Edgewise readers are probably familiar with the story of the Washington Post Online’s new right-wing blog, “Red America,” written by a 24-year-old sometime Republican speechwriter named Ben Domenech, who also runs the RedState.org site. Various writers at Daily Kos & eslewhere have detailed the various aspects that make his hiring so egregious — that a party functionary has been hired to “balance” a working reporter (Dan Froomkin), that he feels no need to support his assertions with links or other references, that he’s such a chickenhawk his website sells Cafe Press coffee mugs drooling about Marines killing Bad Guys (coffee mugs! you can’t make this stuff up), plagiarism, etc., so I won’t rehash all that here.
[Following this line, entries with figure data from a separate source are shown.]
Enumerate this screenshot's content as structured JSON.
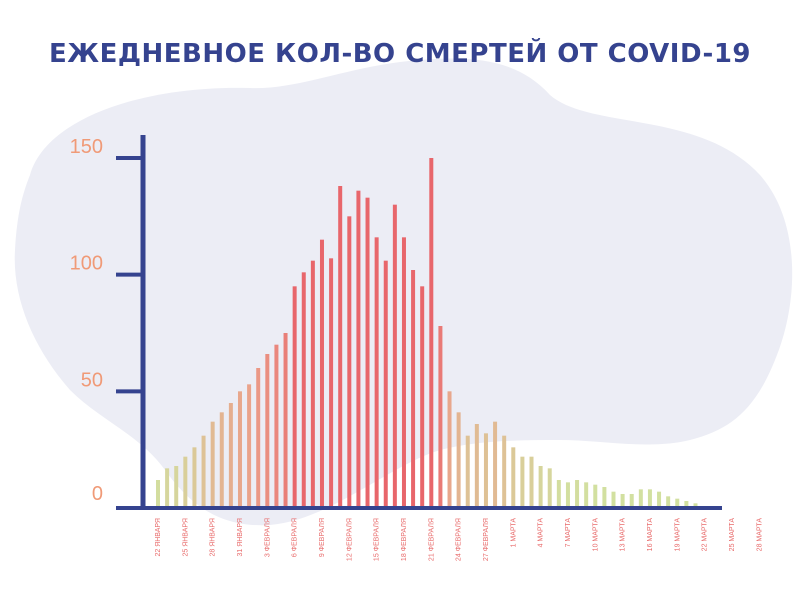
{
  "chart_data": {
    "type": "bar",
    "title": "ЕЖЕДНЕВНОЕ КОЛ-ВО СМЕРТЕЙ ОТ COVID-19",
    "xlabel": "",
    "ylabel": "",
    "ylim": [
      0,
      160
    ],
    "yticks": [
      0,
      50,
      100,
      150
    ],
    "x_tick_labels": [
      "22 ЯНВАРЯ",
      "25 ЯНВАРЯ",
      "28 ЯНВАРЯ",
      "31 ЯНВАРЯ",
      "3 ФЕВРАЛЯ",
      "6 ФЕВРАЛЯ",
      "9 ФЕВРАЛЯ",
      "12 ФЕВРАЛЯ",
      "15 ФЕВРАЛЯ",
      "18 ФЕВРАЛЯ",
      "21 ФЕВРАЛЯ",
      "24 ФЕВРАЛЯ",
      "27 ФЕВРАЛЯ",
      "1 МАРТА",
      "4 МАРТА",
      "7 МАРТА",
      "10 МАРТА",
      "13 МАРТА",
      "16 МАРТА",
      "19 МАРТА",
      "22 МАРТА",
      "25 МАРТА",
      "28 МАРТА"
    ],
    "values": [
      12,
      17,
      18,
      22,
      26,
      31,
      37,
      41,
      45,
      50,
      53,
      60,
      66,
      70,
      75,
      95,
      101,
      106,
      115,
      107,
      138,
      125,
      136,
      133,
      116,
      106,
      130,
      116,
      102,
      95,
      150,
      78,
      50,
      41,
      31,
      36,
      32,
      37,
      31,
      26,
      22,
      22,
      18,
      17,
      12,
      11,
      12,
      11,
      10,
      9,
      7,
      6,
      6,
      8,
      8,
      7,
      5,
      4,
      3,
      2
    ],
    "grid": false,
    "legend": "none",
    "colors": {
      "axis": "#35438f",
      "title": "#35438f",
      "ytick": "#f09a77",
      "xtick": "#e86b6b",
      "bar_high": "#e8666b",
      "bar_mid": "#eba08a",
      "bar_low": "#d2e0a0",
      "blob": "#ecedf5"
    }
  }
}
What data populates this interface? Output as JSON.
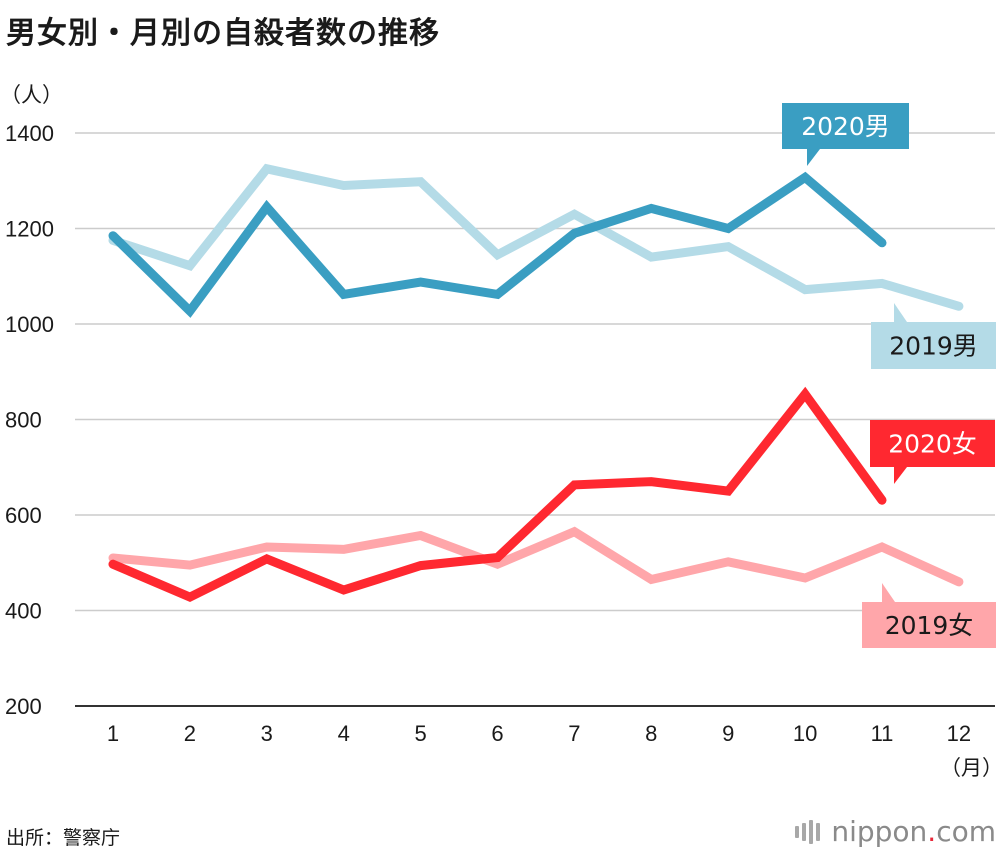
{
  "title": "男女別・月別の自殺者数の推移",
  "unit_label": "（人）",
  "x_unit_label": "（月）",
  "source": "出所：警察庁",
  "brand": {
    "name": "nippon",
    "dot": ".",
    "tld": "com"
  },
  "colors": {
    "male_2020": "#3a9ec2",
    "male_2019": "#b4dbe7",
    "female_2020": "#ff2830",
    "female_2019": "#ffa6aa",
    "grid": "#cccccc",
    "axis": "#333333"
  },
  "chart_data": {
    "type": "line",
    "title": "男女別・月別の自殺者数の推移",
    "xlabel": "（月）",
    "ylabel": "（人）",
    "x": [
      "1",
      "2",
      "3",
      "4",
      "5",
      "6",
      "7",
      "8",
      "9",
      "10",
      "11",
      "12"
    ],
    "ylim": [
      200,
      1400
    ],
    "yticks": [
      200,
      400,
      600,
      800,
      1000,
      1200,
      1400
    ],
    "grid": true,
    "series": [
      {
        "name": "2019男",
        "color": "#b4dbe7",
        "values": [
          1175,
          1122,
          1325,
          1290,
          1298,
          1145,
          1230,
          1140,
          1162,
          1072,
          1085,
          1037
        ]
      },
      {
        "name": "2020男",
        "color": "#3a9ec2",
        "values": [
          1185,
          1027,
          1245,
          1062,
          1088,
          1062,
          1190,
          1242,
          1200,
          1307,
          1170,
          null
        ]
      },
      {
        "name": "2019女",
        "color": "#ffa6aa",
        "values": [
          510,
          495,
          533,
          528,
          557,
          497,
          565,
          465,
          502,
          468,
          533,
          460
        ]
      },
      {
        "name": "2020女",
        "color": "#ff2830",
        "values": [
          497,
          428,
          508,
          443,
          494,
          511,
          663,
          670,
          650,
          853,
          631,
          null
        ]
      }
    ]
  }
}
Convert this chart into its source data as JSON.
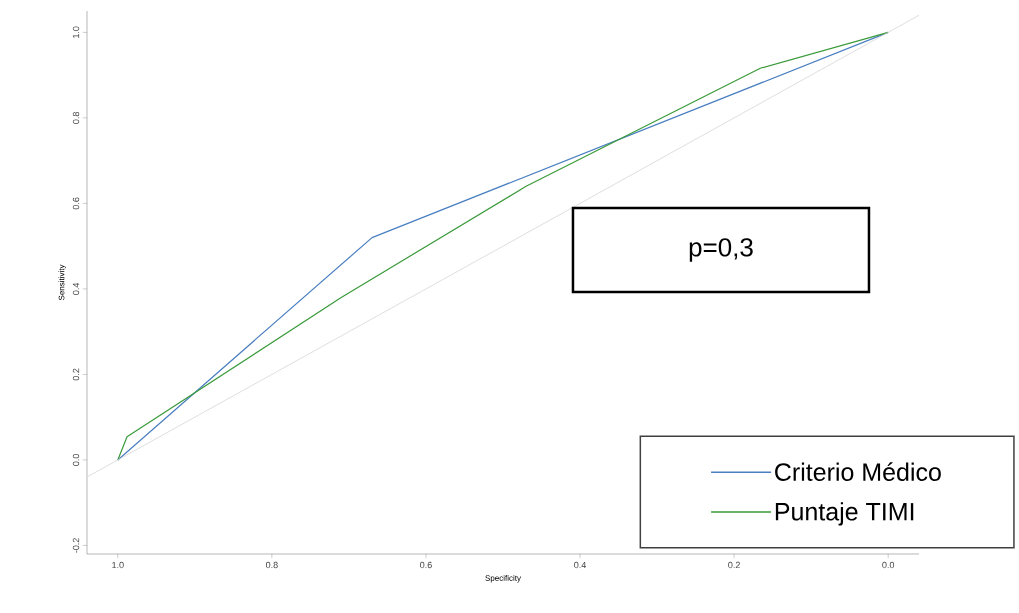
{
  "chart_data": {
    "type": "line",
    "xlabel": "Specificity",
    "ylabel": "Sensitivity",
    "xlim": [
      1.04,
      -0.04
    ],
    "ylim": [
      -0.22,
      1.05
    ],
    "xticks": [
      {
        "value": 1.0,
        "label": "1.0"
      },
      0.8,
      0.6,
      0.4,
      0.2,
      {
        "value": 0.0,
        "label": "0.0"
      }
    ],
    "yticks": [
      -0.2,
      {
        "value": 0.0,
        "label": "0.0"
      },
      0.2,
      0.4,
      0.6,
      0.8,
      {
        "value": 1.0,
        "label": "1.0"
      }
    ],
    "series": [
      {
        "name": "Criterio Médico",
        "color": "#4a7fc1",
        "x": [
          1.0,
          0.67,
          0.0
        ],
        "values": [
          0.0,
          0.52,
          1.0
        ]
      },
      {
        "name": "Puntaje TIMI",
        "color": "#3a9a3a",
        "x": [
          1.0,
          0.988,
          0.71,
          0.47,
          0.166,
          0.0
        ],
        "values": [
          0.0,
          0.054,
          0.38,
          0.64,
          0.916,
          1.0
        ]
      },
      {
        "color": "#d6d6d6",
        "x": [
          1.04,
          -0.04
        ],
        "values": [
          -0.04,
          1.04
        ]
      }
    ],
    "legend": "bottom right",
    "annotations": [
      "p=0,3"
    ]
  }
}
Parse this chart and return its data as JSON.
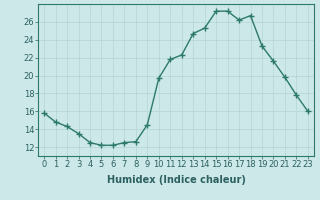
{
  "title": "",
  "xlabel": "Humidex (Indice chaleur)",
  "x": [
    0,
    1,
    2,
    3,
    4,
    5,
    6,
    7,
    8,
    9,
    10,
    11,
    12,
    13,
    14,
    15,
    16,
    17,
    18,
    19,
    20,
    21,
    22,
    23
  ],
  "y": [
    15.8,
    14.8,
    14.3,
    13.5,
    12.5,
    12.2,
    12.2,
    12.5,
    12.6,
    14.5,
    19.7,
    21.8,
    22.3,
    24.7,
    25.3,
    27.2,
    27.2,
    26.2,
    26.7,
    23.3,
    21.6,
    19.8,
    17.8,
    16.0
  ],
  "line_color": "#2d7a6a",
  "bg_color": "#cce8e8",
  "grid_color": "#b8d8d8",
  "ylim": [
    11,
    28
  ],
  "yticks": [
    12,
    14,
    16,
    18,
    20,
    22,
    24,
    26
  ],
  "xlim": [
    -0.5,
    23.5
  ],
  "tick_fontsize": 6,
  "label_fontsize": 7,
  "marker": "+",
  "markersize": 4,
  "linewidth": 1.0
}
Instead, I’ll just note that his blog demonstrates how completely the political connotations of “red” have been reversed in the last 20 years or so. In his inaugural column (no link, as a matter of principle), Domenech cites the 1984 movie “Red Dawn” as some sort of cultural/political touchstone. I haven’t seen it, but it’s apparently a fantasy of gun-totin’ American resistance to a Soviet invasion. That is, “red” in the movie title refers to communism, and in the blog title it refers to Republican voters. A red dawn was a Bad Thing, back in the day, but a red America is now a Good Thing.
The similarities between the radical Republican impulse toward single-party rule and communist totalitarianism have also been discussed elsewhere, and IMO somewhat exaggerated. But it is fascinating how enthusiastically those who a generation ago said “better dead than Red” have embraced the new color symbolism. I suspect that when the TV networks first used red/blue color coding to denote which party had gotten a state’s electoral votes, they assigned blue to Democrats because assigning red would have looked like overt red-baiting. The symbolism works for Republicans in the same way that it worked for communism, by evoking a powerful emotional response. Red is the hot color, blue the cool color. Red is the color of blood, of life, of sex; blue is the color of dispassionate discourse. We can’t break that association, of course, but maybe by bringing it to light we can detach it from our political parties.